El martes a eso de las siete de la tarde, mientras la lluvia y el granizo traían locos a los chilangos, la periodista y tuitera Magaly Herrera publicó en twitter la siguiente duda: “El DF parece un buen lugar para vivir ¿será?”. Hago mía esa pregunta lanzada al aire cibernético por la colega poblana, y le contesto que sí, que sí lo es.
Yo tuve una de las primeras pistas al respecto hace casi 33 años, cuando como parte de la delegación Jalisco de eso que se conoce como Niños Hidalgo visité en 1981, y durante una semana, la capital. En aquellos tiempos, y supongo que en estos, para alumnos aplicados de sexto de primaria era emocionante conocer al Presidente de la República, así fuera el menguante y ya polémico José López Portillo.
El mandatario nos regaló su libro Quetzalcóatl (¡Oh, sí!). La gira incluyó soplarse un rollo de Carlos Hank González, a la postre regente capitalino; fuimos a ver al Loco Valdés en una obra sobre Peter Pan. Si la memoria no me falla también vimos al Negro Durazo, pues nos llevaron a la Academia de Policía allá por el Desierto de los Leones. Asistimos a un show de delfines en Chapultepec, nos insolamos en el COM, el diploma que nos entregaron estaba firmado por el secretario de Educación Fernando Solana.
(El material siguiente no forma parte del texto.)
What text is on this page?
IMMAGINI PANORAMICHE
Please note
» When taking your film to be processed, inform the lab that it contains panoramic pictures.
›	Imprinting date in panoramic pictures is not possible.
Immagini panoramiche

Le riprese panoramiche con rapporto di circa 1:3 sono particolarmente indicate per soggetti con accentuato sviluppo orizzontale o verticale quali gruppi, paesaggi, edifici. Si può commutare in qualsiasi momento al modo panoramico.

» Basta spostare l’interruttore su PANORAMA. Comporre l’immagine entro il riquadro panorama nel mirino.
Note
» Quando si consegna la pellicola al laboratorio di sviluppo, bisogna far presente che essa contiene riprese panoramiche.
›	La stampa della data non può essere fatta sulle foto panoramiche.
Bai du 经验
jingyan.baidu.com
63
No fue, sin embargo, la nostalgia de ese tour lo que me hizo volver varias veces a la Ciudad de México cuando cursaba la universidad, en viajes que en bola hacíamos en tren (buena parte del trayecto lo pasábamos en el vagón bar) cuando los ferrocarriles de pasajeros entre Guadalajara y el DF todavía existían.
En esas visitas me aficioné a los cafés de la calle 5 de Mayo, a la agresiva enormidad del Zócalo, al sentido de grandeza que despiden el Palacio Nacional, el Paseo de la Reforma con el Ángel de la Independencia, el hórrido pero no menos imponente monumento a la Revolución, a la maravilla que era el Metro; me gustaron también algunas zonas de Chapultepec y barrios como el de Coyoacán, con sus librerías, la Roma o San Ángel. Nunca he sido mucho de teatro, pero la Cineteca era un oasis de visita obligada. Incluso llegué a venir de ida y vuelta para asistir a alguna corrida de toros.
En fin, eso que me hizo regresar y regresar fue que México era la ciudad en la que pasaban cosas.
Hoy pasan cosas en más partes del país. Son más y más visibles las expresiones culturales de ciudades medias; hay un menor aislamiento de muchas poblaciones, y existe una más adecuada valoración de la diversidad de varios estados. Pero la capital era, y me temo que es, para usar términos taurinos, la que da y quita en nuestra Nación.
Esto último, desde mi punto de vista, genera un ambiente marcado por una dualidad: hay más competencia y por ende más respeto a la divergencia. Y eso se respira, y eso se mete en la piel, y eso se vive y se vibra cada día. ¿Mi momento favorito del ser chilango? Cuando al amanecer veo el hormigueo en el Metro de miles y miles que se apuran para llegar a trabajar.
La capital no es ideal, y está lejos de ser un ecosistema exento de vivir retrocesos democráticos. Pero lo que con un poco de curiosidad se percibe desde la primera vez que uno aprecia esta ciudad es que aquí confluyen todas las expresiones, locales o foráneas, que han de determinar el paso de México, y eso sí creo que provoca una atmósfera irrepetible.
¿Centralismo? Quizá sí. Pero los chilangos desde siempre asumen esa centralidad con orgullo y a veces con responsabilidad, y eso hace que todos –a contrapelo de lo que decía el personaje de Héctor Suárez- sean (seamos) bienvenidos. ¿Te animas, Magaly?
El tono nostálgico de esta columna tiene un origen doble. En dos semanas cumplo 20 años de haberme mudado a la Ciudad de México y la fecha, perdonen el egocentrismo, me pareció que ameritaba el dar gracias a la capital por tanto recibido en estos dos decenios. Columnas que son como un retablo, pues. Y en segundo lugar hoy me despido de este entrañable espacio, de Más por Más, medio al que tanto cariño tomé en tan poco tiempo. Gracias a Caro Rocha, a Gustavo, y a todos en la redacción. Gracias a los lectores y larga vida a este periódico.